Human Bloom protein stimulates flap endonuclease 1 activity by resolving DNA secondary structure.

Flap endonuclease 1 (FEN1) participates in removal of RNA primers of Okazaki fragments, several DNA repair pathways, and genome stability maintenance. Defects in yeast FEN1 produce chromosomal instability, hyper-recombination, and sequence duplication. These occur because flaps produced during replication are not promptly removed. Long-lived flaps sustain breaks and form misaligned bubble structures that produce duplications. Flaps that can form secondary structure inhibit even wild-type FEN1 and are more likely to form bubbles. Although proliferating cell nuclear antigen stimulates FEN1, it cannot resolve secondary structures.
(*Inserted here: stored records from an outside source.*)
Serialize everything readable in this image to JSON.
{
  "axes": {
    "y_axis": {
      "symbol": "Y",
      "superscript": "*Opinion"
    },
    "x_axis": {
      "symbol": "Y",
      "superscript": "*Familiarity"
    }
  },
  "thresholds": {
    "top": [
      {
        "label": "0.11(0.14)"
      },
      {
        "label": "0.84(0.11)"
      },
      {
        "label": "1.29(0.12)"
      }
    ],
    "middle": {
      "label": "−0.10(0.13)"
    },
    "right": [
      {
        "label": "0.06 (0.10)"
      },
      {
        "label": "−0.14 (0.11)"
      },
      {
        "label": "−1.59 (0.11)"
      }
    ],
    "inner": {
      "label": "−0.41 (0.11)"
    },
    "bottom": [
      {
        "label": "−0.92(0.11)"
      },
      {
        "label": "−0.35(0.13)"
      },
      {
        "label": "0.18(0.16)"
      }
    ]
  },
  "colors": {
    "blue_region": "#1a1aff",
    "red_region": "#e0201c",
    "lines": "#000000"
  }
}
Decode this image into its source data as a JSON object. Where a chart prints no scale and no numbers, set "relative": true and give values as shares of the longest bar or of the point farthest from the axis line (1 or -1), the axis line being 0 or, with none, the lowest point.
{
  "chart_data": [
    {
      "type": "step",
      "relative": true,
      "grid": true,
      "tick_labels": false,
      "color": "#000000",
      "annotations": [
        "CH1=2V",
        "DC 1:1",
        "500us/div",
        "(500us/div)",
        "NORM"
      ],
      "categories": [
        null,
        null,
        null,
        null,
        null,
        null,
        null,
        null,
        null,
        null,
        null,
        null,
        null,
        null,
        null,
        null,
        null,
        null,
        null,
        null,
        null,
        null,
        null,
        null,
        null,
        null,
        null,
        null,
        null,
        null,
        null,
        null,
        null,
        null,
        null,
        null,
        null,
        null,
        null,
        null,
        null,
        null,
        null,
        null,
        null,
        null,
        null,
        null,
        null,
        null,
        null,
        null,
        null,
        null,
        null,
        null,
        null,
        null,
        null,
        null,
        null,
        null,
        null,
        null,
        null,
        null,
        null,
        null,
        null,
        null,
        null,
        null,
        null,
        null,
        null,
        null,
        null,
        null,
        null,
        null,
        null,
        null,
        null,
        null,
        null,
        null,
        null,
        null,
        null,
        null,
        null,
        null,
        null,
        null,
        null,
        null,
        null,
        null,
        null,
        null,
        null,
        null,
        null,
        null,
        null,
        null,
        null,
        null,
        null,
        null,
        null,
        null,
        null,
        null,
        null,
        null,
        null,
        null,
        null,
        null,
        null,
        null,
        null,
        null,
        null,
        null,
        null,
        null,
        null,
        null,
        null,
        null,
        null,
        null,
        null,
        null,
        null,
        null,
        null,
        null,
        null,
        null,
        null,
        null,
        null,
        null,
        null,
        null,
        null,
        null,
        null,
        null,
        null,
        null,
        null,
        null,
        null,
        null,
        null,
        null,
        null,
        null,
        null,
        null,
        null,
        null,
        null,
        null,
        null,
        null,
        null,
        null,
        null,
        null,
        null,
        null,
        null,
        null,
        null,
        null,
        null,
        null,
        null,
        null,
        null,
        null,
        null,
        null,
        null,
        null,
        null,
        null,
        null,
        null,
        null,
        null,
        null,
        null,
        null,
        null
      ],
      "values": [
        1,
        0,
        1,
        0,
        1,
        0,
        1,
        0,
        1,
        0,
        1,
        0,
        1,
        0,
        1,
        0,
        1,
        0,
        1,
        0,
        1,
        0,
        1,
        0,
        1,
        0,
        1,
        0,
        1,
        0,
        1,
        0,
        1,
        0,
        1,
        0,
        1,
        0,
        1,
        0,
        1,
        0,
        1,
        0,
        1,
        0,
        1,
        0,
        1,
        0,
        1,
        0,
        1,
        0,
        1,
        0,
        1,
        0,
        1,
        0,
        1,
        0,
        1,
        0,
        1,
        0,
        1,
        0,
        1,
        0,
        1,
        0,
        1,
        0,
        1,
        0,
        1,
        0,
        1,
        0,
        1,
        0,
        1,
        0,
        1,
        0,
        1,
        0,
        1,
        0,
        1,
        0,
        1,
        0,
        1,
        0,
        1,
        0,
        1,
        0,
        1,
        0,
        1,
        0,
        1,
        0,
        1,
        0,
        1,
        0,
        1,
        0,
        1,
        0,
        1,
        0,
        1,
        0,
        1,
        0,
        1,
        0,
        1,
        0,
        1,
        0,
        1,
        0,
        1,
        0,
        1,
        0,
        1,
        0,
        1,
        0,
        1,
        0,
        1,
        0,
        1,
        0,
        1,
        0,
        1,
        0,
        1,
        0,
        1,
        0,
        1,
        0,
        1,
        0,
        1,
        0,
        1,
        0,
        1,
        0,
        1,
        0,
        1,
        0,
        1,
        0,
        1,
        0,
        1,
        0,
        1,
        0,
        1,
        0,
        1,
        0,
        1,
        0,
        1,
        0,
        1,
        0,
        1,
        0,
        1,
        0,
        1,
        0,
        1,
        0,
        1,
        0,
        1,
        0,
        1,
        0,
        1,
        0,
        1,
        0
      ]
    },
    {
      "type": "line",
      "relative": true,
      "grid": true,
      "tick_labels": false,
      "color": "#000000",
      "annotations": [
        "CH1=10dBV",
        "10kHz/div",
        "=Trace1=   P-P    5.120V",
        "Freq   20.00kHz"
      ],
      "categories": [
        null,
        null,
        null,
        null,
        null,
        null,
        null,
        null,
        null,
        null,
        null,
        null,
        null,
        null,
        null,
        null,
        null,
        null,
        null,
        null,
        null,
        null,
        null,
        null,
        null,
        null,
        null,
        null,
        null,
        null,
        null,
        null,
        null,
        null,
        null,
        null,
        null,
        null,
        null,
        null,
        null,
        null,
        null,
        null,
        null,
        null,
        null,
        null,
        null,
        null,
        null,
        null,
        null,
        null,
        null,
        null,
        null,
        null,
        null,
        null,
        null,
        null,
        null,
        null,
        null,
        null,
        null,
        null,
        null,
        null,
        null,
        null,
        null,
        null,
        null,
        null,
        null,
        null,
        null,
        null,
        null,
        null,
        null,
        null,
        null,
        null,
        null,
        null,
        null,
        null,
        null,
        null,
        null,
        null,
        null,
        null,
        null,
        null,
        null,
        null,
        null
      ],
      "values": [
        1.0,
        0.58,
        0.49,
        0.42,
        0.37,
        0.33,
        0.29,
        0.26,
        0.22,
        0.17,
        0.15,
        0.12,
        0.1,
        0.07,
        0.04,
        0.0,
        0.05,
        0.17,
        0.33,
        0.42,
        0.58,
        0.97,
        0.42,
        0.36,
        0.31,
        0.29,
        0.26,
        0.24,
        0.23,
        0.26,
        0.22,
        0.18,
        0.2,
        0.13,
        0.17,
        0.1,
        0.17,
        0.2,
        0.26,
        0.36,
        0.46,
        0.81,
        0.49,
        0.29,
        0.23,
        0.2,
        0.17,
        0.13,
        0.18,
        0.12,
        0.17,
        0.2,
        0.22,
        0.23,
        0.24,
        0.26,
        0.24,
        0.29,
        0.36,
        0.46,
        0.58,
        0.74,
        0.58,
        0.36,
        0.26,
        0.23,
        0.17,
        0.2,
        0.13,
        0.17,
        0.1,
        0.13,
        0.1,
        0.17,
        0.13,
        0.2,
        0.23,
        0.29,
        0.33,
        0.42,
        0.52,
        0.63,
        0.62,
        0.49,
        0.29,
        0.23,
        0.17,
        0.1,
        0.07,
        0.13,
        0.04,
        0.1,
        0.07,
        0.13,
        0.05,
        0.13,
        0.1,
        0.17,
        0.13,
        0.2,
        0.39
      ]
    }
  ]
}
Bloom protein (BLM) is a 3'-5' helicase, mutated in Bloom syndrome. BLM has been reported to interact with and stimulate FEN1 independent of helicase function. We found activation of the helicase by ATP did not alter BLM stimulation of cleavage of unstructured flaps. However, BLM stimulation of FEN1 cleavage of foldback flaps, bubbles, or triplet repeats was increased by an additional increment when ATP was added. Helicase-dependent stimulation of FEN1 cleavage was robust over a range of sizes of the single-stranded part of bubbles. However, increasing the length of the 5' annealed region of the bubble ultimately counteracted the stimulatory capacity of the BLM helicase. Moderate helicase-dependent stimulation was observed with both fixed and equilibrating CTG flaps. Our results suggest that BLM suppresses genome instability by aiding FEN1 cleavage of structure-containing flaps.